To retrieve the solider and end the rocket attacks, Israel sent its military forces back into Gaza -- at which point, Hezbollah terrorists, operating out of southern Lebanon, staged their own kidnappings of Israeli soldiers and began firing rockets across Israel's northern border. Israel is now responding with targeted missile strikes and precision bombings of known Hezbollah locations, which, like Hamas strongholds in Gaza, are intentionally embedded among civilian homes. In the course of Israel's actions in Gaza and southern Lebanon, hundreds of terrorists have been killed -- but so have scores of unarmed civilians.

So whose fault is the death of those civilians?

Here, then, is a microcosm of the struggle between Israel and its enemies over the last 50 years: One side conceals itself among local populations, deliberately targets civilians, and seeks to maximize casualties; the other side retaliates with uniformed military personnel, deliberately avoids harming civilians, and seeks to minimize casualties.

Not all stories have two sides. The current crisis in the Middle East is one such story. The Israelis are morally right. Their enemies are morally wrong. If you can't figure that out, you're morally lost.



***
III. CHE MANIA

Che Mania is upon us again with the New York premiere last week of Jose Rivera's play School of the Americas, a loose concoction of Cliff notes agitprop, walleyed hero-worship and prison-cell romance that re-imagines the final days of murderous Communist revolutionary Ernesto "Che" Guevara.
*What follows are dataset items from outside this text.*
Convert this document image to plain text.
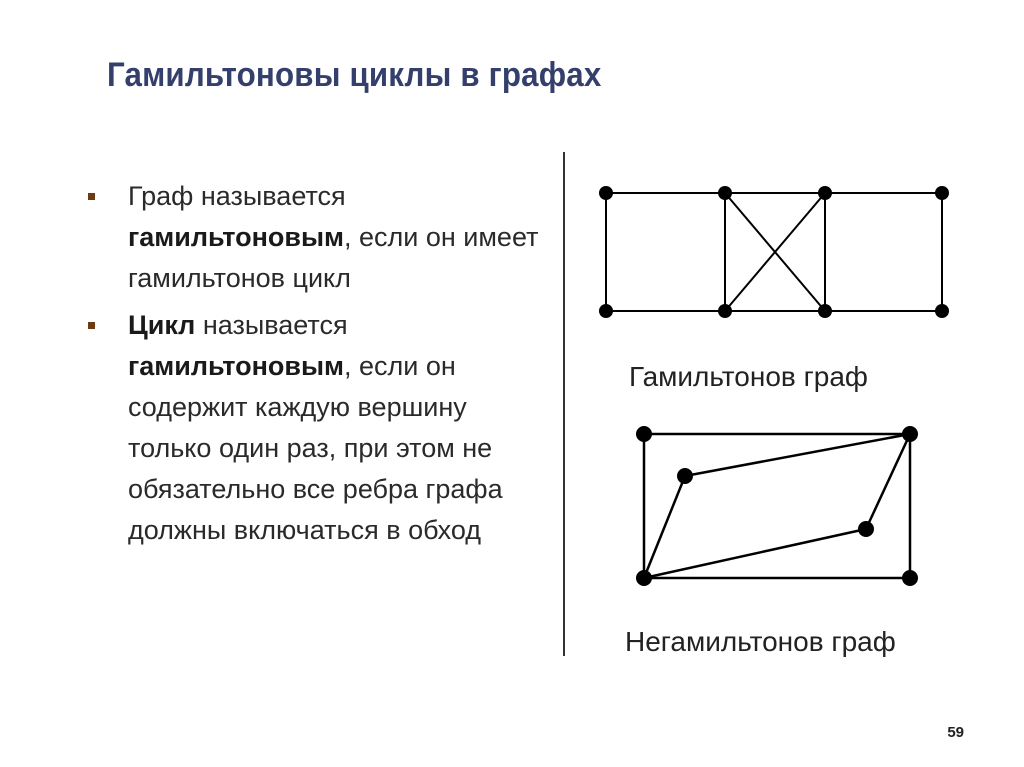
Гамильтоновы циклы в графах
Граф называется гамильтоновым, если он имеет гамильтонов цикл
Цикл называется гамильтоновым, если он содержит каждую вершину только один раз, при этом не обязательно все ребра графа должны включаться в обход
Гамильтонов граф
Негамильтонов граф
59
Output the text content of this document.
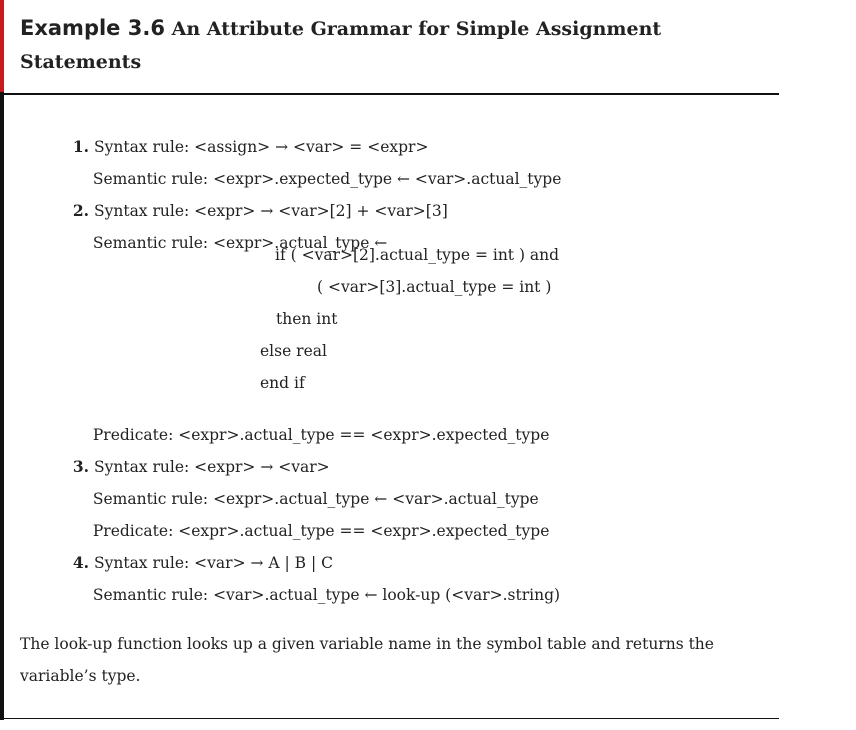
Example 3.6 An Attribute Grammar for Simple Assignment Statements

1. Syntax rule: <assign> → <var> = <expr>

Semantic rule: <expr>.expected_type ← <var>.actual_type

2. Syntax rule: <expr> → <var>[2] + <var>[3]

Semantic rule: <expr>.actual_type ←

if ( <var>[2].actual_type = int ) and
( <var>[3].actual_type = int )
then int
else real
end if

Predicate: <expr>.actual_type == <expr>.expected_type

3. Syntax rule: <expr> → <var>

Semantic rule: <expr>.actual_type ← <var>.actual_type

Predicate: <expr>.actual_type == <expr>.expected_type

4. Syntax rule: <var> → A | B | C

Semantic rule: <var>.actual_type ← look-up (<var>.string)

The look-up function looks up a given variable name in the symbol table and returns the variable’s type.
This follows 2004's critically acclaimed movie The Motorcycle Diaries, which Rivera also wrote, an account of the evolution of young Che's political consciousness -- which, in turn, spawned a flood of academic papers on the Guevara Marxist legacy as well as a tacky tee-shirt craze among heavily pierced adolescents anxious to rebel against their bourgeois parents.
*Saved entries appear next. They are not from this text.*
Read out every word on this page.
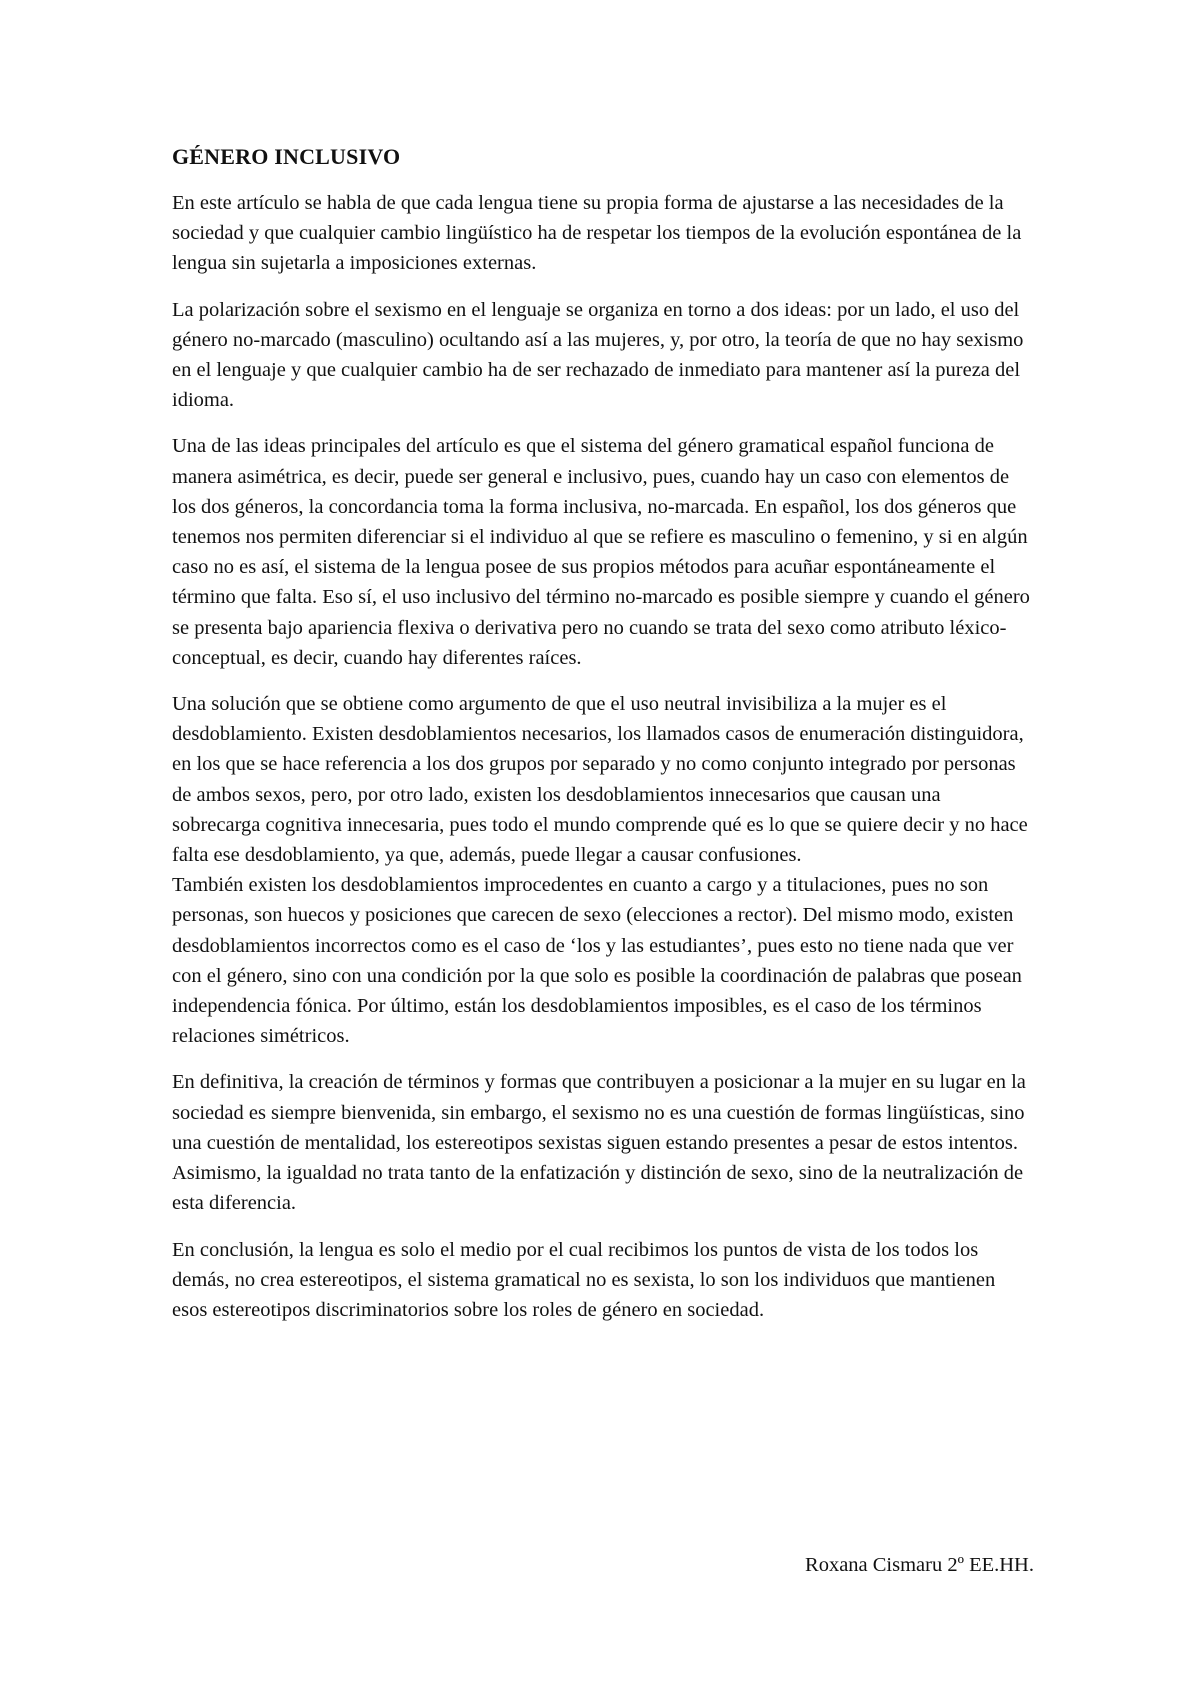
GÉNERO INCLUSIVO

En este artículo se habla de que cada lengua tiene su propia forma de ajustarse a las necesidades de la sociedad y que cualquier cambio lingüístico ha de respetar los tiempos de la evolución espontánea de la lengua sin sujetarla a imposiciones externas.

La polarización sobre el sexismo en el lenguaje se organiza en torno a dos ideas: por un lado, el uso del género no-marcado (masculino) ocultando así a las mujeres, y, por otro, la teoría de que no hay sexismo en el lenguaje y que cualquier cambio ha de ser rechazado de inmediato para mantener así la pureza del idioma.

Una de las ideas principales del artículo es que el sistema del género gramatical español funciona de manera asimétrica, es decir, puede ser general e inclusivo, pues, cuando hay un caso con elementos de los dos géneros, la concordancia toma la forma inclusiva, no-marcada. En español, los dos géneros que tenemos nos permiten diferenciar si el individuo al que se refiere es masculino o femenino, y si en algún caso no es así, el sistema de la lengua posee de sus propios métodos para acuñar espontáneamente el término que falta. Eso sí, el uso inclusivo del término no-marcado es posible siempre y cuando el género se presenta bajo apariencia flexiva o derivativa pero no cuando se trata del sexo como atributo léxico-conceptual, es decir, cuando hay diferentes raíces.

Una solución que se obtiene como argumento de que el uso neutral invisibiliza a la mujer es el desdoblamiento. Existen desdoblamientos necesarios, los llamados casos de enumeración distinguidora, en los que se hace referencia a los dos grupos por separado y no como conjunto integrado por personas de ambos sexos, pero, por otro lado, existen los desdoblamientos innecesarios que causan una sobrecarga cognitiva innecesaria, pues todo el mundo comprende qué es lo que se quiere decir y no hace falta ese desdoblamiento, ya que, además, puede llegar a causar confusiones.

También existen los desdoblamientos improcedentes en cuanto a cargo y a titulaciones, pues no son personas, son huecos y posiciones que carecen de sexo (elecciones a rector). Del mismo modo, existen desdoblamientos incorrectos como es el caso de ‘los y las estudiantes’, pues esto no tiene nada que ver con el género, sino con una condición por la que solo es posible la coordinación de palabras que posean independencia fónica. Por último, están los desdoblamientos imposibles, es el caso de los términos relaciones simétricos.

En definitiva, la creación de términos y formas que contribuyen a posicionar a la mujer en su lugar en la sociedad es siempre bienvenida, sin embargo, el sexismo no es una cuestión de formas lingüísticas, sino una cuestión de mentalidad, los estereotipos sexistas siguen estando presentes a pesar de estos intentos. Asimismo, la igualdad no trata tanto de la enfatización y distinción de sexo, sino de la neutralización de esta diferencia.

En conclusión, la lengua es solo el medio por el cual recibimos los puntos de vista de los todos los demás, no crea estereotipos, el sistema gramatical no es sexista, lo son los individuos que mantienen esos estereotipos discriminatorios sobre los roles de género en sociedad.

Roxana Cismaru 2º EE.HH.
For anyone with even a slight acquaintance of Guevara's body of work, of course, Che Mania is no more morally justifiable than, say, Joseph Goebbels Mania. Indeed, one of the ongoing mysteries of American culture is why Communists do so much better in the P.R. department than Nazis. Both Communism and Nazism are utopian in their conception and genocidal in their execution. The latter justifies its mass exterminations in the name of ethnic purity; the former, in the name of socio-economic purity. Either way, the shallow graves get filled.

Once you recognize that Communism and Nazism are moral doppelgangers, your perspective begins to shift. For example, former Senator Joe McCarthy morphs from the arch-villain of George Clooney's Hollywood imagination to a kind of cross between Simon Wiesenthal and Ted Kennedy, an obsessive boor who might be forgiven his quirks and excesses because, in the end, he was on the side of the angels. On the other hand, the graying ponytailed leftists skulking around the faculty lounge at the local university morph from endearing cranks to the Boys From Brazil -- stubborn holdouts in the cause of ideological holocaust.

It's worth remembering the true nature of his mission as Che Mania rolls on.